Programs violating the first sentence?

The first sentence of the task indicates that the extensions must include the dot. Several entries have "" in the list of extensions, which does not have a dot, and seems to indicate a desire to count filenames without extensions as if they had an extension, which I can understand, but it's technically in violation of the task. In the P6 solution I just treated extension-less files as a third option, outside the bounds of the question of whether the extension (if present) is a member of the listed extensions. Should the solutions containing "" as a putative extension be asked to fix that? Or should the task allow extensions that do not begin with "."? The latter interpretation of the task seems somewhat problematic to me. --TimToady (talk) 00:44, 13 August 2014 (UTC)

So, is a file ending in a dot a file with a null-string extension, and a file without any dot a file without an extension?
Seems right to me. --Paddy3118 (talk) 08:02, 13 August 2014 (UTC)

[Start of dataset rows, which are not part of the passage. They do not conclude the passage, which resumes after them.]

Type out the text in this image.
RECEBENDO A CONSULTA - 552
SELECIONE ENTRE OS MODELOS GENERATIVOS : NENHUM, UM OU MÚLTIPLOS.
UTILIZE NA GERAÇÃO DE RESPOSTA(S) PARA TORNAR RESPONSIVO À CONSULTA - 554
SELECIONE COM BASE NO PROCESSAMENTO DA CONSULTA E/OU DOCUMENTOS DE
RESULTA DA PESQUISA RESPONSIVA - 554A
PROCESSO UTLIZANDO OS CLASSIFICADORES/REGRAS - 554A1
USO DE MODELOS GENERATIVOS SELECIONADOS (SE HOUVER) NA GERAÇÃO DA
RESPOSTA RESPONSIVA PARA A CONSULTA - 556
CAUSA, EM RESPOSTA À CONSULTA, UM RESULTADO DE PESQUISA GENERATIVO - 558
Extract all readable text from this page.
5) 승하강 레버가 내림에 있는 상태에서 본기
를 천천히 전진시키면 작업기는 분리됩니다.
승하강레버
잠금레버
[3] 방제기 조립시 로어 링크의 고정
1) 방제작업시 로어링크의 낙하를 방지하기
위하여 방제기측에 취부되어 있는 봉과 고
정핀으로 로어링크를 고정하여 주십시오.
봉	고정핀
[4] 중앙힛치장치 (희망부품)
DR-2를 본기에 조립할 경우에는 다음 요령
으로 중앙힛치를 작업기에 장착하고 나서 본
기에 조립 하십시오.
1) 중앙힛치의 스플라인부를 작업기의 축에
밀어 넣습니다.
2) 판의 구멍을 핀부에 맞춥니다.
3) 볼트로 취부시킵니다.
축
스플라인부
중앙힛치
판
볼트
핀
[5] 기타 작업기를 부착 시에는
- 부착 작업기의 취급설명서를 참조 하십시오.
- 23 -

I currently have it that an extension has to have at least one character after the dot, on the presumption that filenames might have punctuational dots at the end (as in the "funny..." example) that are not intended as extension dots. And that this overrides the usual desire that the degenerate case work the same as the non-degenerate case. But I don't have strong feelings either way on that. It's just the difference between a * and a + in Regexland. --TimToady (talk) 15:14, 13 August 2014 (UTC)